Current passes through the variable resistor and charges the firing capacitor (current builds up electrical charge on the capacitor's plates -- see How Capacitors Work for more information). When the capacitor builds up a certain amount of charge, it has the necessary voltage to conduct current from the gate to the bottom terminal. It discharges, making the triac conductive.
Turning the dimmer switch knob pivots the contact arm (or contact plate) on the variable resistor, increasing or decreasing its total resistance. When the knob is set to "dim," the variable resistor offers greater resistance so it "holds up" the current. As a result, the necessary boost voltage doesn't build up as quickly on the firing capacitor. By the time the capacitor is charged enough to make the triac conductive, the AC current cycle is well underway. If you turn the knob the other way, the variable resistor offers less resistance and the capacitor gets up to the necessary boost voltage earlier in the fluctuating cycle.
As soon as the current fluctuates back to the zero voltage point, there is nothing driving current through the triac, so the electrons stop moving. The depletion zones form again, and the triac loses its conductivity until the boost voltage builds up on the gate.
This system works very well, but it does create an odd problem: It tends to produce a distinctive buzzing in the light bulb. In the next section, we'll find out why this is.
If you hook up a really cheap dimmer switch, you may notice a strange buzzing noise. This comes from vibrations in the bulb filament caused by the chopped-up current coming from the triac.
If you've read How Electromagnets Work, you know that electricity flowing through a coiled length of wire generates a substantial magnetic field, and fluctuating current generates a fluctuating magnetic field. If you've read How Light Bulbs Work, you know that the filament at the heart of a light bulb is just a coiled length of wire. It makes sense, then, that this coiled filament becomes magnetic whenever you pass current through it, and the magnetic field fluctuates with the AC current.
Normal undulating AC current fluctuates gradually, so the magnetic field does, too. The chopped-up current from a dimmer switch, on the other hand, jumps in voltage suddenly whenever the triac becomes conductive. This sudden shift in voltage changes the magnetic field abruptly, which can cause the filament to vibrate -- it's rapidly drawn to and repelled by the metal arms holding it in place.
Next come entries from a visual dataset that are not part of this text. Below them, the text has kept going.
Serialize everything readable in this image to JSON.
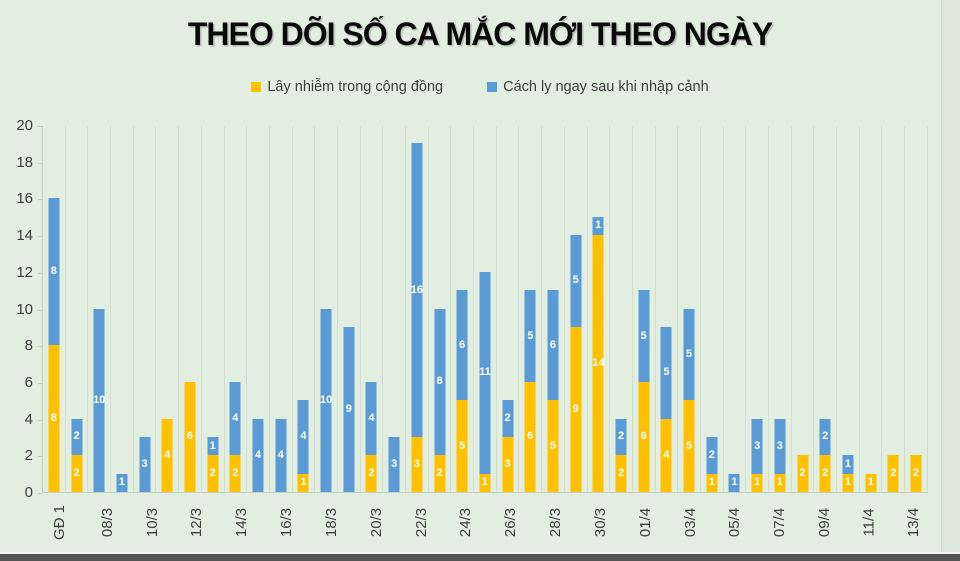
{
  "title": "THEO DÕI SỐ CA MẮC MỚI THEO NGÀY",
  "legend": [
    {
      "label": "Lây nhiễm trong cộng đồng",
      "color": "#FFC000"
    },
    {
      "label": "Cách ly ngay sau khi nhập cảnh",
      "color": "#5B9BD5"
    }
  ],
  "colors": {
    "background": "#e2efe0",
    "bar_community": "#FFC000",
    "bar_imported": "#5B9BD5",
    "gridline": "#d4dcd2",
    "axis_line": "#c3cdc1",
    "axis_text": "#3d3d3d",
    "title_text": "#0a0a0a",
    "segment_label_text": "#ffffff",
    "footer_bar": "#525252"
  },
  "chart_data": {
    "type": "bar",
    "stacked": true,
    "title": "THEO DÕI SỐ CA MẮC MỚI THEO NGÀY",
    "xlabel": "",
    "ylabel": "",
    "ylim": [
      0,
      20
    ],
    "yticks": [
      0,
      2,
      4,
      6,
      8,
      10,
      12,
      14,
      16,
      18,
      20
    ],
    "grid": "vertical-category-lines-only",
    "legend_position": "top",
    "x_tick_rotation": 90,
    "data_labels": "white value shown on every nonzero segment",
    "categories": [
      "GĐ 1",
      "",
      "08/3",
      "",
      "10/3",
      "",
      "12/3",
      "",
      "14/3",
      "",
      "16/3",
      "",
      "18/3",
      "",
      "20/3",
      "",
      "22/3",
      "",
      "24/3",
      "",
      "26/3",
      "",
      "28/3",
      "",
      "30/3",
      "",
      "01/4",
      "",
      "03/4",
      "",
      "05/4",
      "",
      "07/4",
      "",
      "09/4",
      "",
      "11/4",
      "",
      "13/4"
    ],
    "series": [
      {
        "name": "Lây nhiễm trong cộng đồng",
        "color": "#FFC000",
        "values": [
          8,
          2,
          0,
          0,
          0,
          4,
          6,
          2,
          2,
          0,
          0,
          1,
          0,
          0,
          2,
          0,
          3,
          2,
          5,
          1,
          3,
          6,
          5,
          9,
          14,
          2,
          6,
          4,
          5,
          1,
          0,
          1,
          1,
          2,
          2,
          1,
          1,
          2,
          2
        ]
      },
      {
        "name": "Cách ly ngay sau khi nhập cảnh",
        "color": "#5B9BD5",
        "values": [
          8,
          2,
          10,
          1,
          3,
          0,
          0,
          1,
          4,
          4,
          4,
          4,
          10,
          9,
          4,
          3,
          16,
          8,
          6,
          11,
          2,
          5,
          6,
          5,
          1,
          2,
          5,
          5,
          5,
          2,
          1,
          3,
          3,
          0,
          2,
          1,
          0,
          0,
          0
        ]
      }
    ]
  }
}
In addition to producing a soft buzzing sound, the abruptly shifting magnetic field will generate weak radio signals that can cause interference on nearby TVs or radios!
Better dimmer switches have extra components to squelch the buzzing effect. Typically, the dimmer circuit includes an inductor choke, a length of wire wrapped around an iron core, and an additional interference capacitor. Both devices can temporarily store electrical charge and release it later. This "extra current" works to smooth out the sharp voltage jumps caused by the triac-switching to reduce buzzing and radio interference. (See How Inductors Work and How Capacitors Work for more information.)
Some high-end dimmer switches, such as the ones commonly used in stage lighting, are built around an autotransformer instead of a triac. The autotransformer dims the lights by stepping down the voltage flowing to the light circuit. A movable tap on the autotransformer adjusts the step-down action to dim the lights to different levels. Since it doesn't chop up the AC current, this method doesn't cause the same buzzing as a triac switch.
There are a lot of other dimmer switch varieties out there, including touchpad dimmers and photoelectric dimmers, which monitor the total light level in a room and adjust the dimmer accordingly. Most of these are built around the same simple idea -- chopping up AC current to reduce the total energy powering a light bulb. At the most basic level, that's all there is to it.